Theo 101 to teach only Christian doctrine
The required course will no longer teach world religions
By Philip Ellefson, Staff Writer firstname.lastname@example.org
Next year's freshmen and those that follow will not learn about the life of Muhammad or the difference between dharma and karma. Instead, they will get an introduction to Christian theology.
Starting next fall, Theology 101, which is currently called Introduction to Theology and World Religions, will be an introduction to only Judeo-Christian theology. Hinduism, Buddhism and Islam will no longer be taught.
According to Theology Chair Will Deming, President Fr. Bill Beauchamp asked the College of Arts and Sciences to consider a change in the theology curriculum.
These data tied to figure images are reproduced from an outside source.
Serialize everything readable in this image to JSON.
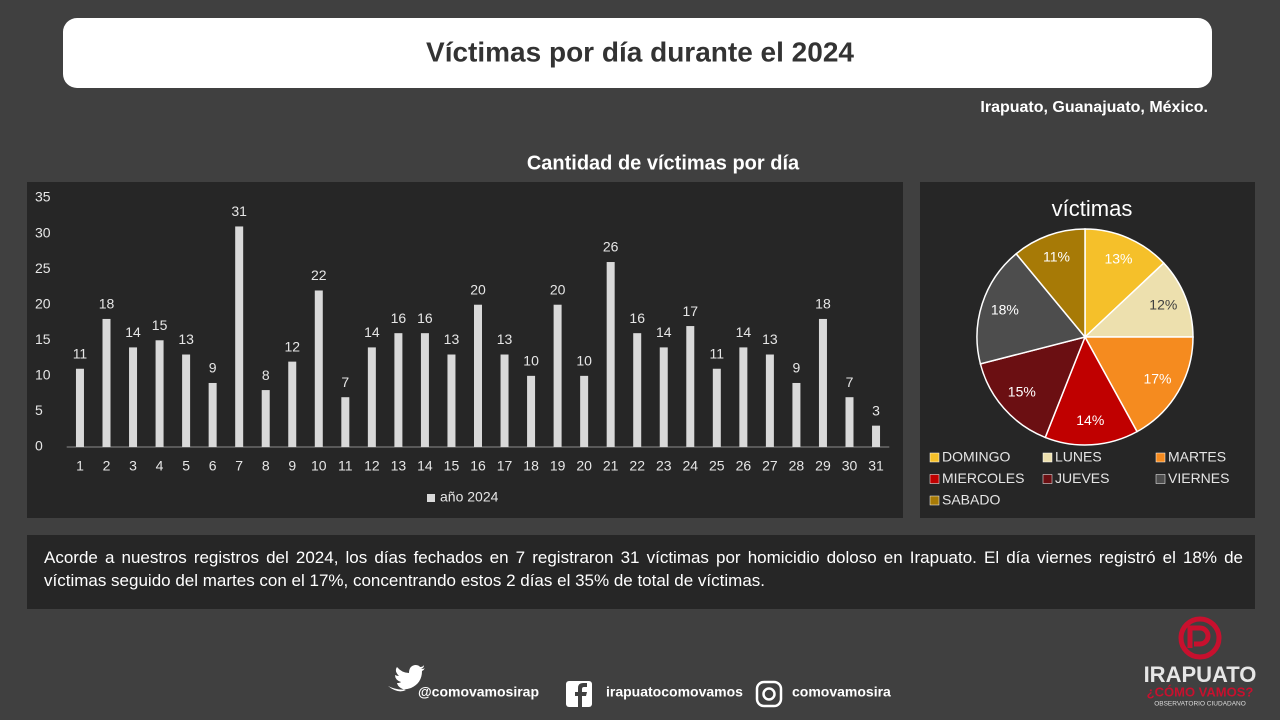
{
  "header": {
    "title": "Víctimas por día durante el 2024",
    "location": "Irapuato, Guanajuato, México."
  },
  "chart_data": [
    {
      "type": "bar",
      "title": "Cantidad de víctimas por día",
      "categories": [
        "1",
        "2",
        "3",
        "4",
        "5",
        "6",
        "7",
        "8",
        "9",
        "10",
        "11",
        "12",
        "13",
        "14",
        "15",
        "16",
        "17",
        "18",
        "19",
        "20",
        "21",
        "22",
        "23",
        "24",
        "25",
        "26",
        "27",
        "28",
        "29",
        "30",
        "31"
      ],
      "series": [
        {
          "name": "año 2024",
          "color": "#d9d9d9",
          "values": [
            11,
            18,
            14,
            15,
            13,
            9,
            31,
            8,
            12,
            22,
            7,
            14,
            16,
            16,
            13,
            20,
            13,
            10,
            20,
            10,
            26,
            16,
            14,
            17,
            11,
            14,
            13,
            9,
            18,
            7,
            3
          ]
        }
      ],
      "ylim": [
        0,
        35
      ],
      "yticks": [
        0,
        5,
        10,
        15,
        20,
        25,
        30,
        35
      ],
      "grid": false,
      "legend": "bottom"
    },
    {
      "type": "pie",
      "title": "víctimas",
      "categories": [
        "DOMINGO",
        "LUNES",
        "MARTES",
        "MIERCOLES",
        "JUEVES",
        "VIERNES",
        "SABADO"
      ],
      "values": [
        13,
        12,
        17,
        14,
        15,
        18,
        11
      ],
      "value_labels": [
        "13%",
        "12%",
        "17%",
        "14%",
        "15%",
        "18%",
        "11%"
      ],
      "colors": [
        "#f5c02a",
        "#ede0ae",
        "#f58b1f",
        "#c00000",
        "#6b0f12",
        "#4d4d4d",
        "#a77a06"
      ],
      "legend": "bottom"
    }
  ],
  "summary": "Acorde a nuestros registros del  2024, los días fechados en 7 registraron 31 víctimas por homicidio doloso en Irapuato. El día viernes registró el 18% de víctimas seguido del martes con el 17%, concentrando estos 2 días el 35% de total de víctimas.",
  "footer": {
    "twitter": "@comovamosirap",
    "facebook": "irapuatocomovamos",
    "instagram": "comovamosira",
    "logo_name": "IRAPUATO",
    "logo_tagline": "¿CÓMO VAMOS?",
    "logo_subtitle": "OBSERVATORIO CIUDADANO"
  }
}
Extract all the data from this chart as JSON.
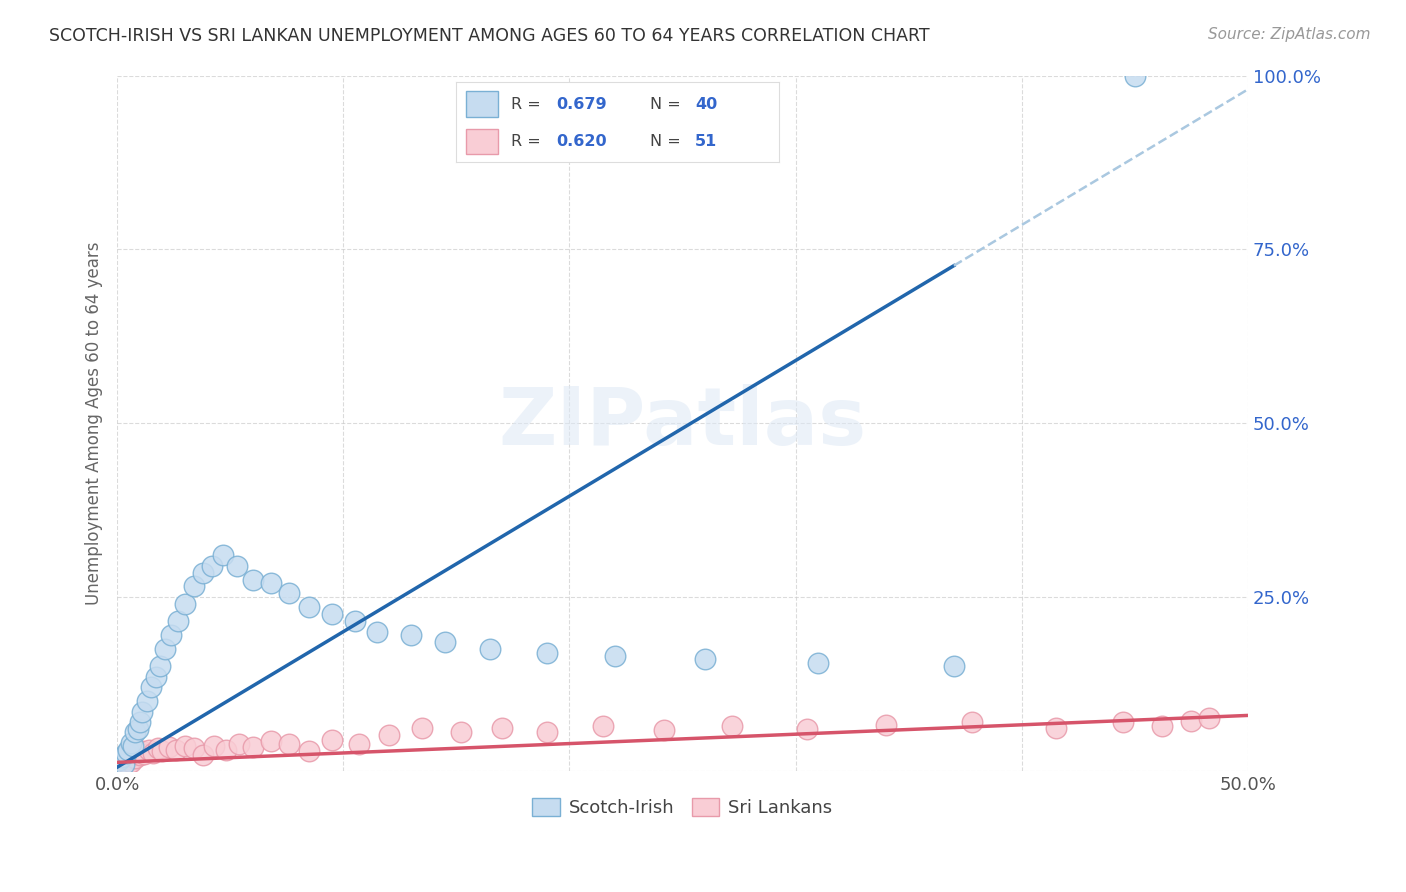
{
  "title": "SCOTCH-IRISH VS SRI LANKAN UNEMPLOYMENT AMONG AGES 60 TO 64 YEARS CORRELATION CHART",
  "source": "Source: ZipAtlas.com",
  "ylabel": "Unemployment Among Ages 60 to 64 years",
  "xlim": [
    0.0,
    0.5
  ],
  "ylim": [
    0.0,
    1.0
  ],
  "watermark": "ZIPatlas",
  "scotch_irish_R": 0.679,
  "scotch_irish_N": 40,
  "sri_lankan_R": 0.62,
  "sri_lankan_N": 51,
  "scotch_irish_x": [
    0.001,
    0.002,
    0.003,
    0.004,
    0.005,
    0.006,
    0.007,
    0.008,
    0.009,
    0.01,
    0.011,
    0.013,
    0.015,
    0.017,
    0.019,
    0.021,
    0.024,
    0.027,
    0.03,
    0.034,
    0.038,
    0.042,
    0.047,
    0.053,
    0.06,
    0.068,
    0.076,
    0.085,
    0.095,
    0.105,
    0.115,
    0.13,
    0.145,
    0.165,
    0.19,
    0.22,
    0.26,
    0.31,
    0.37,
    0.45
  ],
  "scotch_irish_y": [
    0.015,
    0.02,
    0.01,
    0.025,
    0.03,
    0.04,
    0.035,
    0.055,
    0.06,
    0.07,
    0.085,
    0.1,
    0.12,
    0.135,
    0.15,
    0.175,
    0.195,
    0.215,
    0.24,
    0.265,
    0.285,
    0.295,
    0.31,
    0.295,
    0.275,
    0.27,
    0.255,
    0.235,
    0.225,
    0.215,
    0.2,
    0.195,
    0.185,
    0.175,
    0.17,
    0.165,
    0.16,
    0.155,
    0.15,
    1.0
  ],
  "sri_lankan_x": [
    0.001,
    0.001,
    0.002,
    0.002,
    0.003,
    0.003,
    0.004,
    0.004,
    0.005,
    0.005,
    0.006,
    0.007,
    0.008,
    0.009,
    0.01,
    0.011,
    0.012,
    0.014,
    0.016,
    0.018,
    0.02,
    0.023,
    0.026,
    0.03,
    0.034,
    0.038,
    0.043,
    0.048,
    0.054,
    0.06,
    0.068,
    0.076,
    0.085,
    0.095,
    0.107,
    0.12,
    0.135,
    0.152,
    0.17,
    0.19,
    0.215,
    0.242,
    0.272,
    0.305,
    0.34,
    0.378,
    0.415,
    0.445,
    0.462,
    0.475,
    0.483
  ],
  "sri_lankan_y": [
    0.008,
    0.012,
    0.01,
    0.018,
    0.008,
    0.016,
    0.012,
    0.02,
    0.009,
    0.017,
    0.013,
    0.022,
    0.018,
    0.026,
    0.022,
    0.028,
    0.024,
    0.03,
    0.026,
    0.032,
    0.028,
    0.034,
    0.03,
    0.036,
    0.032,
    0.022,
    0.036,
    0.03,
    0.038,
    0.034,
    0.042,
    0.038,
    0.028,
    0.044,
    0.038,
    0.052,
    0.062,
    0.056,
    0.062,
    0.056,
    0.064,
    0.058,
    0.064,
    0.06,
    0.066,
    0.07,
    0.062,
    0.07,
    0.064,
    0.072,
    0.076
  ],
  "blue_scatter_face": "#c6dcf0",
  "blue_scatter_edge": "#7ab0d4",
  "pink_scatter_face": "#f9cdd5",
  "pink_scatter_edge": "#e89aaa",
  "blue_line_color": "#2166ac",
  "pink_line_color": "#d6546a",
  "dash_color": "#aac8e0",
  "background_color": "#ffffff",
  "grid_color": "#cccccc",
  "ytick_color": "#3366cc",
  "xtick_color": "#555555"
}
Dean of the College of Arts and Sciences Matt Baasten is overseeing the discussion of the new course.
Baasten said he could not discuss the details of the curriculum because it is still in the preliminary drafting stage, but he said the course curriculum will be designed by Dec. 15.
Deming said the change in Theology 101, which is a required class for every UP student, fits with the mission of the University.
"I think especially at a Catholic university, it makes sense to have an introduction to theology, because that underscores the mission of the university in a way an introduction to comparative religions might not," Deming said.
Deming also said the change will help the theology professors use their expertise.
"Only a couple of us are educated on the graduate level in comparative religions, so just in terms of expertise, it makes practical sense to give students our best training," Deming said.
But some students, like sophomore Matt Gadbois, are concerned that eliminating world religions from the core curriculum may narrow students' perspectives.
"I feel like the class currently gives a really open perspective that encourages the open-mindedness that everyone should have, including Christians," Gadbois said.
Sophomore Logan Adams, who took Theology 101 last year, agreed that the course is needed for students to be educated about world religions.
"Half the class couldn't tell you who Muhammad was at the beginning of the semester," Adams said. "[Islam is] one of the Abrahamic religions, and you should cover all of them."
Deming agreed that the change in the curriculum is not ideal, and that understanding world religions is important.
"You're weighing advantages over disadvantages," Deming said. "Ideally, it would be nice if they could also learn about other religions, particularly about Islam. There are large populations of religious people in China and India that are probably gonna come into play in your generation."
But Deming also said the study of world religions is outdated and that it can be short-sighted to lump all non-Christian religions into one category.
"The whole study of religion has matured, and world religions is not as defensible as a category anymore," Deming said. "I mean, what is a world religion?"
Gadbois, who is currently taking Theology 205, Biblical Traditions and Culture, said courses focused on Catholic theology can be confusing for non-Christians.
"Whenever they tend to have just Catholic perspective classes, it's almost the assumption that everyone in the class was raised Catholic, and that's always kind of awkward," Gadbois said. "So for the intro class, that would be inappropriate."
Adams agreed that covering only Christianity could be uncomfortable for some students.
"We had three Muslim guys in my Theo 101 class, and it'd be awkward if we didn't cover their religion at all," Adams said.
But according to Deming, studying one religion in-depth could lead to better understanding of theological thinking.
"[World religions is] arguably a part of a solid liberal arts education, but so is an introduction to theology," Deming said. "And an introduction to theology will certainly help you understand religions as you encounter them, inasmuch as you have a sense of how theological thinking proceeds."
Deming also said that the study of world religions has been expected of schools like UP for the past few decades.
"That was the standard across small liberal arts colleges," Deming said. "It would be expected of a student graduating with a degree in liberal arts to have an understanding of world religions."
Adams said that because UP is a Catholic school, an introduction to Christianity should not be necessary.
"If the school's doing its job right, intro to Christianity should just be around you," Adams said. "Maybe it's just a reflection that they're doing a poor job of service and leadership outside class."
In addition to changing the focus of Theology 101, Theology 205 is changing. Starting next semester, Biblical Traditions and Culture will no longer be a writing-intensive course, and it will not be centered on a long research paper. Deming said the focus of the course may change.
"Because we are changing 101, we are rethinking how [Theology 205] serves as a sequel to 101, so there may be a change in emphasis," Deming said.
Ultimately, Adams is worried that the changes to the theology curriculum will negatively impact students.
"The worst thing you could be is ignorant," Adams said.